Vino critico è un indirizzario dell’enodissidenza, la mappa per un viaggio in quell’Italia contadina che si ostina a resistere e a proporci un modello differente, una via d’uscita da una crisi che è etica prima ancora che economica. Servitevene per andare a scoprire i luoghi nei quali il vino è davvero sovversivo, vale a dire uguale a sé stesso. L’utopia possibile di Valli Unite, la cantina-garage di Andrea Tirelli, il Brunello umile e umano di Marino Colleoni, la contadinità consapevole di Eugenio Barbieri, la Calabria ribelle e ambiziosa di Francesco De Franco e dei ragazzi dell’Acino, la comunanza di Aurora, la vigna ribelle piantata da Baldo Cappellano, il progetto enoculturale di Cantina Giardino, il Merlot alpino di Fabrizio Priod, la comune anarchica e libera di Urupia, le fermentazioni antiomologanti di Crocizia, Donati e Loris Follador, i progetti solidali di Clarabella e Paterna, le vigne terrazzate della viticoltura eroica di montagna e quelle occupate dall’arroganza del potere in Val di Susa sono solo alcune delle molte tappe possibili di questo viaggio, nel quale vi imbatterete in vini irripetibili e in un’umanità viva e autentica. E dal quale tornerete con la consapevolezza che sì, un mondo diverso è ancora possibile.
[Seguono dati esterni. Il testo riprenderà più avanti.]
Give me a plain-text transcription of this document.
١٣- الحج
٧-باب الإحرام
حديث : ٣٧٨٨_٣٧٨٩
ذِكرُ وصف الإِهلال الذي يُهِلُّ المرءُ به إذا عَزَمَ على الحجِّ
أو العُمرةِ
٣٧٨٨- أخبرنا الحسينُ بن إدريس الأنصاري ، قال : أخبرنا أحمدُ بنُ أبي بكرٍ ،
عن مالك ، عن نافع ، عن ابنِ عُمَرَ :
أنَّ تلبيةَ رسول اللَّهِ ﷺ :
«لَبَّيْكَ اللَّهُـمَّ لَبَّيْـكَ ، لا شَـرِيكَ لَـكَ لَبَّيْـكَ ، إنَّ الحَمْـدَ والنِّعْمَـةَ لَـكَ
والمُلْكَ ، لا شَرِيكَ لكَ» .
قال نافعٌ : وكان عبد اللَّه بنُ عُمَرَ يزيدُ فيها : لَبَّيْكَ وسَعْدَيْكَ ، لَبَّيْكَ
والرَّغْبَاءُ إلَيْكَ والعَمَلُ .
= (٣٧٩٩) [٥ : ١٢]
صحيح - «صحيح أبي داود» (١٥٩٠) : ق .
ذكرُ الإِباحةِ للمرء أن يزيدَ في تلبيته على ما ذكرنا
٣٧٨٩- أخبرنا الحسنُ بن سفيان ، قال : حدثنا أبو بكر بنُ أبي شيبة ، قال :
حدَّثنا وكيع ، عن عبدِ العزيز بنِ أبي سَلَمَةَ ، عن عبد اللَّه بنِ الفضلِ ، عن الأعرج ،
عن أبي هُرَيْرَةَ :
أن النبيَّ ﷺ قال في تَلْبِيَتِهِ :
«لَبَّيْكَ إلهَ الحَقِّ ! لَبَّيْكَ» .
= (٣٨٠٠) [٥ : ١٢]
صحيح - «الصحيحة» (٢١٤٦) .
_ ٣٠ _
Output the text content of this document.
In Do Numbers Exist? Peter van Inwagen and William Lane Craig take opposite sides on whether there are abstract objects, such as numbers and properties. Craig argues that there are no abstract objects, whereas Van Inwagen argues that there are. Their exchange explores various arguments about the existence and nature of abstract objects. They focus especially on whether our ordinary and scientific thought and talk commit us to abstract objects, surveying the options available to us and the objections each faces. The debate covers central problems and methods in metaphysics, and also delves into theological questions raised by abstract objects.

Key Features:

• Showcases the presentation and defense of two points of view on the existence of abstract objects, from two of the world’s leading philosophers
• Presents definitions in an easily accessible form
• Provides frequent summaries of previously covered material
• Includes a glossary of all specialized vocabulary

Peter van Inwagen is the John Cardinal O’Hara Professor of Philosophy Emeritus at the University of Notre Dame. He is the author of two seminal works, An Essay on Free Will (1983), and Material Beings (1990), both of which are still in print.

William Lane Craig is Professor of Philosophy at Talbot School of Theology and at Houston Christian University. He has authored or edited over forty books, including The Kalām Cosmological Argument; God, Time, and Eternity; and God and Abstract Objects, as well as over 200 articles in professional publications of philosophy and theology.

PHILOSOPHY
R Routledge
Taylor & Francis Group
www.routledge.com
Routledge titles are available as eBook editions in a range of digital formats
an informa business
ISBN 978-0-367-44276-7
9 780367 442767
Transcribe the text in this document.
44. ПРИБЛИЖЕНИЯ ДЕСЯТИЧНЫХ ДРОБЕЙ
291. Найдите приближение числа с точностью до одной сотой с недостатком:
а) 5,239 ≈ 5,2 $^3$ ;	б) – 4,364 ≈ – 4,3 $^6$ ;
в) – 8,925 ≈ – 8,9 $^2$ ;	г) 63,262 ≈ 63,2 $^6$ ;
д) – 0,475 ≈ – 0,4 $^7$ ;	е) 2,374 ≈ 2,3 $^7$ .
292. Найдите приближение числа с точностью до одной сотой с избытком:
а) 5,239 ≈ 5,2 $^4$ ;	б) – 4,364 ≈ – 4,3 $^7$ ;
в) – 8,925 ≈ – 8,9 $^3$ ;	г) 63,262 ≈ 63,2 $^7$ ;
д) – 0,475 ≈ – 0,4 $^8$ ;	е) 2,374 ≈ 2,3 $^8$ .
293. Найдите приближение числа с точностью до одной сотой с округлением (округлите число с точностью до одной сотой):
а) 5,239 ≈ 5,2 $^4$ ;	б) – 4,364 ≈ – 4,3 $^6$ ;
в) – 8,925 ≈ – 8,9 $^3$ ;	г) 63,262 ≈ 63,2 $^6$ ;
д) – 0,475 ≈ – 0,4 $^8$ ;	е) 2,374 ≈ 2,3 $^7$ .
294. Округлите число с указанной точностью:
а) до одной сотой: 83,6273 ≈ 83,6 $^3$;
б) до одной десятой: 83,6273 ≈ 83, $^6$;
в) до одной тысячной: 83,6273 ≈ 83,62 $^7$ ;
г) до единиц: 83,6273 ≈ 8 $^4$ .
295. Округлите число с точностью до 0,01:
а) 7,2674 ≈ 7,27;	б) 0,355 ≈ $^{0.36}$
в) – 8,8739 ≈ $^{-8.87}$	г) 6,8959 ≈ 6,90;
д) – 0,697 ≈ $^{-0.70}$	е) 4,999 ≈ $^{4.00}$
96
Marco Arturi si occupa da molti anni di vino e di vignaioli, ma anche di lotte operaie come delgato Fiom. Ha collaborato per alcuni anni con Carta, curando la rubrica Enodissidenze, ed è compagno di strada da sempre di Officina Enoica (Oe) «associazione di enodissidenti e social sommelier». Insieme a molti altri, sulla scia di quanto seminato da Gino Veronelli (una delle filiazioni del progetto Critical Wine e dell’adoperarsi di Veronelli è stata proprio Oe), si è messo in testa di sostenere i vignaioli artigiani e naturali, organizzando fiere, degustazioni e iniziative culturali per stimolare un consumo critico. Il guaio è che in molti si lasciano inebriare da tipi come Marco e da associazione come Oe, che ha curato «Vino critico» (edizioni Altreconomia, 208 pagine, 10 euro), di cui abbiamo pubblicato in questa pagina l’introduzione scritta da Marco Arturi. La splendida guida alla viticoltura enodissidente la trovate in libreria, nelle botteghe del commercio equo e sul sito altreconomia.it. Sarà presentata nei prossimi giorni a Bologna (Gusto nudo, 24 marzo), Torino (Enodissidenze, 12 maggio) e Asti (Vinissage, 26 maggio).